The bit flips occur when ionized particles from the solar outbursts switch the function of memory bits. This can cause big problems for GPS satellites, which effect everything from navigation to precision drilling. Even banking relies on GPS satellite to dictate the timing of transactions. “That kind of failure would really hurt the economy,” Halford says. “It’s important and definitely something we should be worried about.”
While satellites are now built more robustly, she adds that it’s unlikely a storm would take out enough GPS satellites to cause many larger problems, though. These problems can also sometimes be easily fixed by power cycling, or simply by restarting the affected device. The October flare caused some minor problems, but the Federal Aviation Administration didn’t report any major navigation issues, Halford says.
Not all impacts of a large solar flare would necessarily be negative. When these events occur, they thicken the density of Earth’s upper atmosphere. In effect, the atmosphere rises in altitude for a short period. This can impact the orbits of satellites, potentially causing problems, but it can also affect the orbits of space debris floating around up there. The extra drag could cause this junk to fall into orbit and burn up.
“You want some storms so we can naturally get rid of some of the debris,” Halford says. But it might be a double-edged sword, as the event could cause the orbital decay of operating equipment up there as well.
Another potentially positive effect for Earthlings living closer to the equator is the increased visibility of aurora. Northern lights and southern lights are caused when solar particles enter the atmosphere and collide with gas particles. This usually happens at the poles, where the magnetic field is weaker. But during solar flares, more of the particles make it through the atmosphere. Aurora borealis was recently visible in New York during the October solar storm.

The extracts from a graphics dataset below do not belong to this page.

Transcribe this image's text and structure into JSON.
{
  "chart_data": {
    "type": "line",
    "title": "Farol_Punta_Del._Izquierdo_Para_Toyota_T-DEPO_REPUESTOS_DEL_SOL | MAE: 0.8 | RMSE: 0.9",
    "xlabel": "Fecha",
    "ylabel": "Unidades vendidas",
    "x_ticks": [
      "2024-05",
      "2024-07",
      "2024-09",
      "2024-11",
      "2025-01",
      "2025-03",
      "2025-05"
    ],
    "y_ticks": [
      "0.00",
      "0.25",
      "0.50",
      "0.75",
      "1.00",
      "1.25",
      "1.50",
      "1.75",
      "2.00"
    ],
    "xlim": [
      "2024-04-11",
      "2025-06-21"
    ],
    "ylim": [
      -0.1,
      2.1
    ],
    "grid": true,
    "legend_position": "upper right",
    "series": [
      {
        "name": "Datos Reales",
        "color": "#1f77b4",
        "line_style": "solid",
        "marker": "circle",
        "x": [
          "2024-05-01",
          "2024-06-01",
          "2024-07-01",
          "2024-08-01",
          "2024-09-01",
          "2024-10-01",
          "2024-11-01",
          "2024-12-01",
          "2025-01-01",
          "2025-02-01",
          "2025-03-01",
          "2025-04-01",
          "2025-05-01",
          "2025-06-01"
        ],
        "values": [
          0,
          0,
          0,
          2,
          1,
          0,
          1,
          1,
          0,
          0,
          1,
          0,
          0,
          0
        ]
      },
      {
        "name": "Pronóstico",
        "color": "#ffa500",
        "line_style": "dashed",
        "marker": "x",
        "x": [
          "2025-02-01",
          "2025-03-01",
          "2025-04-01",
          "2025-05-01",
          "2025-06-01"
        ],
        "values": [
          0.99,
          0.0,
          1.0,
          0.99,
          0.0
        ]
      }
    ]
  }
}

These opportunities will only increase as we approach a period of solar maximum, which is when we see the greatest period of solar activity every 11 years or so. “The next few years should be really exciting because we will have a lot more chances to see the aurora,” Halford says.
This might also be a likely time for another big solar flare to strike. According to Halford, it’ll be a chance to see how well our safety measures and precautions can deal with this influx of solar particles — but don’t hold your breath. A study published in 2019 found the chance of a Carrington-like event occurring before 2029 is less than 1.9 percent. “A Carrington Event is one of those kinds of things that you kind of want to have happen,” Halford says, “because we think we can weather it.”